When I ran the first instance of that benchmark the mean latency was around 4,5ms on a stressed cluster. To fight that kind of latency we need to focus on all the resources that are needed for that code to run. Let’s look at the heap allocation:

alt text

Over 90% of recorded allocation (during creation of the plan) was done in the constructor of SenderTasklet. That class is responsible for sending computation results to other nodes in the cluster. It created a 32k byte array as a buffer of data to send. The value 32k was ok for a task manipulating multiple entries, but for a task that processes only one row it was a waste of heap memory.

We went with the solution to have a buffer with two initial sizes:

Small initial size: 1k
If that buffer is too small it expands to 32k immediately

That approach didn’t hit larger tasks, they need to waste 1k array at the beginning, but allocation of such an array is much cheaper than 32k, since 32k is often allocated outside the TLAB.

That change lowered the allocation rate of that benchmark from 3,8GB/s to 2,3GB/s, but that was not the only change in that part of our engine. My colleague pointed out that in some cases we created a SenderTasklet that knew it would never send any data through the network.
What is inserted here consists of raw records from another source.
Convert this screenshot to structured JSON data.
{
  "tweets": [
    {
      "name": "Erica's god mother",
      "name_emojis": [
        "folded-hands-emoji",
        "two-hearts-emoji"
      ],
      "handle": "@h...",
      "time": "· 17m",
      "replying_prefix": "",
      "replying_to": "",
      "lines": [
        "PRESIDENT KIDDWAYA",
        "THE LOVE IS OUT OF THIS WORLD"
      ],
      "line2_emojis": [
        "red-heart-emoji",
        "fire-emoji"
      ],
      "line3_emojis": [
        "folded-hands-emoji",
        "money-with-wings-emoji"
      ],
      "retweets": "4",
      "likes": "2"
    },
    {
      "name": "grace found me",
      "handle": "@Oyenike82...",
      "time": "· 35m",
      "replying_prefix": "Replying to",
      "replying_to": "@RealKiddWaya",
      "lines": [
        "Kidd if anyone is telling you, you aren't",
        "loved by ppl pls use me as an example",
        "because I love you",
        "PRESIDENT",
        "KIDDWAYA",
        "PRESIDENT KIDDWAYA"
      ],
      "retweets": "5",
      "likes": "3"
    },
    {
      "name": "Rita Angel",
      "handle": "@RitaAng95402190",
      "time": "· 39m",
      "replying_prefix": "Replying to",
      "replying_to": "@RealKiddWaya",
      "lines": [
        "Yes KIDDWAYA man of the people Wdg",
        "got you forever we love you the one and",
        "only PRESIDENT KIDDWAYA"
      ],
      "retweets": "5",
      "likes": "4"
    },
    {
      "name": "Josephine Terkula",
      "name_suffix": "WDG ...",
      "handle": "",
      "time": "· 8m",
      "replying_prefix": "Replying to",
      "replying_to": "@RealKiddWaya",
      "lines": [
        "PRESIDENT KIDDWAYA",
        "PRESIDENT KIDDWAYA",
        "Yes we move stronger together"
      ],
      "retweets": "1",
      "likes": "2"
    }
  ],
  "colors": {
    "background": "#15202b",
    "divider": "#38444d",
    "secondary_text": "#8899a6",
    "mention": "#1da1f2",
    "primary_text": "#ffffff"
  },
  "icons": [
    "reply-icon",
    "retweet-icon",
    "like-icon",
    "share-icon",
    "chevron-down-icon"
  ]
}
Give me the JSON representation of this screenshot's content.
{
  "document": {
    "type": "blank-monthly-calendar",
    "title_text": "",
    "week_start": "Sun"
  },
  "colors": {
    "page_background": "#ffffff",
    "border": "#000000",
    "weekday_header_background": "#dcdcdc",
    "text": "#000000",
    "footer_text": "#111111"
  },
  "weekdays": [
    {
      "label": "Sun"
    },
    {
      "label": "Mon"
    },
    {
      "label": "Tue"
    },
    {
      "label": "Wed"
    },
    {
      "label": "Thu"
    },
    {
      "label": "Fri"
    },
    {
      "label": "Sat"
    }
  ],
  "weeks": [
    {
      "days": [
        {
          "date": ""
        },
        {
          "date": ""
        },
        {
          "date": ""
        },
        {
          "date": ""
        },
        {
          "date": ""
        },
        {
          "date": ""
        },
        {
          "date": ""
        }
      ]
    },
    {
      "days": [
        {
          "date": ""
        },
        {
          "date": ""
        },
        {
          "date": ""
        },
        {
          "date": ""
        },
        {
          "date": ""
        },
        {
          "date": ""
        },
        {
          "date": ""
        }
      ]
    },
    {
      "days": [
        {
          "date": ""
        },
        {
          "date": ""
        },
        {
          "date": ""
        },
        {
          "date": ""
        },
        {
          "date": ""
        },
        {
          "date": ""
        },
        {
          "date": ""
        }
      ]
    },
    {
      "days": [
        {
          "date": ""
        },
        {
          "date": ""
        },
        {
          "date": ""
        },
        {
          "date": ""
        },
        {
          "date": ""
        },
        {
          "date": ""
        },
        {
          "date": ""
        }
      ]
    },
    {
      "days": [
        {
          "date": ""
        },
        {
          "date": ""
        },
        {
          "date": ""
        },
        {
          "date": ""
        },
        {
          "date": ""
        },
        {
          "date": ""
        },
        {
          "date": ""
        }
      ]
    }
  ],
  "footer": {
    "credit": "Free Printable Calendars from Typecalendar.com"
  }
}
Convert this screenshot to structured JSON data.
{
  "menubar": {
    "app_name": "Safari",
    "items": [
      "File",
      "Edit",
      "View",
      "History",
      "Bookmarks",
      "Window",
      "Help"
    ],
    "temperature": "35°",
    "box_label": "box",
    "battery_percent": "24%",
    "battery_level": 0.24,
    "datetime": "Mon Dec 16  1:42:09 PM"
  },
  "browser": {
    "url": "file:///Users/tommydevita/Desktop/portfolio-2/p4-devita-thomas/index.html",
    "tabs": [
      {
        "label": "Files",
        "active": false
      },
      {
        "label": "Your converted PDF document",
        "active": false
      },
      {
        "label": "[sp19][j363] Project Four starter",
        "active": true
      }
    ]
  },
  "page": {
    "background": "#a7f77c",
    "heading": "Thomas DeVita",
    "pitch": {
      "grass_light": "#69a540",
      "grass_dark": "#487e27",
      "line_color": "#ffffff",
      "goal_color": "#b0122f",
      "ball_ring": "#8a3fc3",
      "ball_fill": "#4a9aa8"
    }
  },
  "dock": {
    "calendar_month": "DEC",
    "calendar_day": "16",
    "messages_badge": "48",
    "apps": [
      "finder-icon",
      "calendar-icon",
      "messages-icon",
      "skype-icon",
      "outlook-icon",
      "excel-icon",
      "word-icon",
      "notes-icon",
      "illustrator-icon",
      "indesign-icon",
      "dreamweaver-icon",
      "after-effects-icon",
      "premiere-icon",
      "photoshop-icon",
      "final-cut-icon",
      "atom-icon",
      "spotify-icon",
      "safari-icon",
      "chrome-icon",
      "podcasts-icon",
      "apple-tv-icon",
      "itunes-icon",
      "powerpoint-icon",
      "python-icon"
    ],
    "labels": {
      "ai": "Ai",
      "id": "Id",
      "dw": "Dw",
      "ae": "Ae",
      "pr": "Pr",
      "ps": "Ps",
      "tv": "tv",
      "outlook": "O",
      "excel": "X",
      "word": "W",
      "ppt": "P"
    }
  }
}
We can avoid the creation of unnecessary SenderTasklet. That change lowered the heap allocation rate to 1,5GB/s.

There were plenty of PRs for lowering down that deployment overhead. Current status (mean) is:

alt text

We lowered the mean latency from 4.5ms to 1.8ms on a stressed cluster, and we still have ideas how to make it even better.

Thing to remember is that allocation on heap is fast, but no allocation is faster.

PRs: https://github.com/hazelcast/hazelcast/pull/20882 and https://github.com/hazelcast/hazelcast/pull/20940

Summary

Our SQL engine in release 5.2 is currently faster with better throughput than Predicate API in most of the benchmarks. The only kind of query where Predicate API is faster is a query that normally takes just milliseconds to execute. As I’ve mentioned in the last example, we still have ideas on how to make the SQL engine faster. We are going to realize those in future releases.

In this post I focused on four different issues that can teach us something. Let me gather those four things to remember:

Performance is a living organism. It evolves with new features. What was efficient yesterday could be a bottleneck tomorrow.
“If it looks stupid but works, it isn’t stupid” - every flame graph analysis technique is good as long as it works for you
The performance bottleneck may be hidden in 3rd party libraries/frameworks
Allocation on heap is fast, but no allocation is faster

One additional “lesson learned” is that the Async-profiler is a very useful tool for finding such high-level bottlenecks. You need to remember that there are issues in which such a profiler won’t help. Some performance bottlenecks can be understood after analyzing assembly code or with Top-down Microarchitecture Analysis.